A política cambial chinesa descreve oscilações cíclicas, mas obedece a uma lógica de longo prazo destinada a conservar a suposta virtude confucionista da poupança forçada. A depreciação do yuan, que atingiu o máximo em 1994, foi o pano de fundo da crise asiática de 1997 e a plataforma para a etapa atual de ascensão chinesa no comércio mundial. A última oscilação para cima do yuan iniciou-se em 2006, mas foi interrompida após o colapso financeiro nos EUA, frustrando as expectativas americanas de uma expansão sustentada do consumo chinês. Na sua visita a Pequim, Barack Obama ouviu de Hu Jintao um sonoro não à sua demanda de valorização da moeda chinesa.
O totalitarismo chinês já exibe fendas e rachaduras, mas conserva sua natureza fundamental. É o sistema político da China, não um projeto abstrato de desenvolvimento nacional, que dita a continuidade de sua estratégia mercantilista. Numa ponta, o crescimento significativo do consumo interno tem como requisitos a criação de direitos trabalhistas, a implantação de mecanismos de seguridade social e a expansão do crédito, que, por sua vez, exige a consolidação dos direitos de propriedade, até mesmo sobre a terra agrícola. Na outra ponta, o crescimento da renda média implica aumento das desigualdades sociais e das pressões reivindicatórias. Nada disso é compatível com o monopólio do poder político pelo partido-Estado.
O dogma do yuan fraco está no cerne do capitalismo de Estado chinês. No passado recente, quando a China ainda era um ator periférico, a sua estratégia mercantilista podia ser absorvida pela economia mundial. O cenário mudou desde o início do século, mas a incompatibilidade foi reciclada temporariamente pelas engrenagens combinadas da especulação financeira e da política fiscal expansionista dos EUA. Há um ano tais engrenagens emperraram e agora, independentemente da vontade de Zhou Xiaochuan, o mercado americano não pode drenar o excesso de poupança da China. O dumping cambial chinês converteu-se numa substância tóxica de efeitos globais.
A recuperação americana patina, pois a inevitável contração das importações não foi acompanhada por uma expansão das exportações. A apreciação generalizada das moedas dos países emergentes em relação ao dólar (e, portanto, ao yuan) provocou retração das exportações e perda de mercados de bens industriais para os chineses, ameaçando o equilíbrio das contas externas. Nos grandes produtores de commodities, como o Brasil, as exportações para a China ainda disfarçam os efeitos da assimetria global. Entretanto, o custo desse disfarce é pago pelo setor industrial, que tende a encolher sob o impacto da concorrência chinesa.

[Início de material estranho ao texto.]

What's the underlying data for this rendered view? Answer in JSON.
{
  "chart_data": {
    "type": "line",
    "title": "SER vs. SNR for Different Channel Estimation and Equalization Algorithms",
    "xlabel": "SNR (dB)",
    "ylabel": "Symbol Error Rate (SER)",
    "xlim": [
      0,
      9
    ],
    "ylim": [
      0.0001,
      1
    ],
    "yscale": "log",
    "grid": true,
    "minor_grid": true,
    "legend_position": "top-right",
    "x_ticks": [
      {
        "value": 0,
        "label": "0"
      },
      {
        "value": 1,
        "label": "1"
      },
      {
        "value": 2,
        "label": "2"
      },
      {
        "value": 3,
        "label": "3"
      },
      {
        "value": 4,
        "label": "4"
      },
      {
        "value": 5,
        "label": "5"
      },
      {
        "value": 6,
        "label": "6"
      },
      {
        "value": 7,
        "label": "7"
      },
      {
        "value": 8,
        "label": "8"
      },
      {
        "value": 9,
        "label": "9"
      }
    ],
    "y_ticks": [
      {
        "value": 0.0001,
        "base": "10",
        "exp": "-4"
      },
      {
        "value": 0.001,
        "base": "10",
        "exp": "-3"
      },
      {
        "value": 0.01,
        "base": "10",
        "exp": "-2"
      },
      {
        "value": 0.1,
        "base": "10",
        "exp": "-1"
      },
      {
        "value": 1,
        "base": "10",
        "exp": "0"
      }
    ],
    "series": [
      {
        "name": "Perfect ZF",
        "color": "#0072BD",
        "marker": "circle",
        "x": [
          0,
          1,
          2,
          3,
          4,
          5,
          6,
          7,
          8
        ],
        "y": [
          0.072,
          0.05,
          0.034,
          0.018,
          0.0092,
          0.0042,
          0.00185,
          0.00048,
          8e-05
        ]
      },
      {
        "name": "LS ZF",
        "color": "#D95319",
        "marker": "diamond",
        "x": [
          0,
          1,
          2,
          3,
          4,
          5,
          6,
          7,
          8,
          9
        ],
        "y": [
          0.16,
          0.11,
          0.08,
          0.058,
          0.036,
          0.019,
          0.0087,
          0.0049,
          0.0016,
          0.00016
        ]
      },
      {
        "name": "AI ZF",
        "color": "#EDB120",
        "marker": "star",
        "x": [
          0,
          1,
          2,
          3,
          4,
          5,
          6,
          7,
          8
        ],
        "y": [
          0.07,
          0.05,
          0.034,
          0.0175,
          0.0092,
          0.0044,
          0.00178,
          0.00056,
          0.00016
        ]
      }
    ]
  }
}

Quando disparou a sirene da crise mundial, o Ministério do Comércio da China declarou que seu país “é contra qualquer forma de protecionismo” e está comprometido com os princípios sagrados de livre-comércio. A gestão cambial praticada pelos chineses, contudo, representa uma forma radical de subsídio, disponível apenas para uma ditadura totalitária capaz de negar os direitos básicos de cidadania numa nação de renda média. Não é casual que pela primeira vez se discuta a hipótese de adoção de uma tarifa comum internacional para contrabalançar o dumping cambial da China.
Isso não consta do relatório de Lamy nem de nenhum manual de livre-comércio. Mas, agora, o nome do jogo é assimetria sem amortecedores.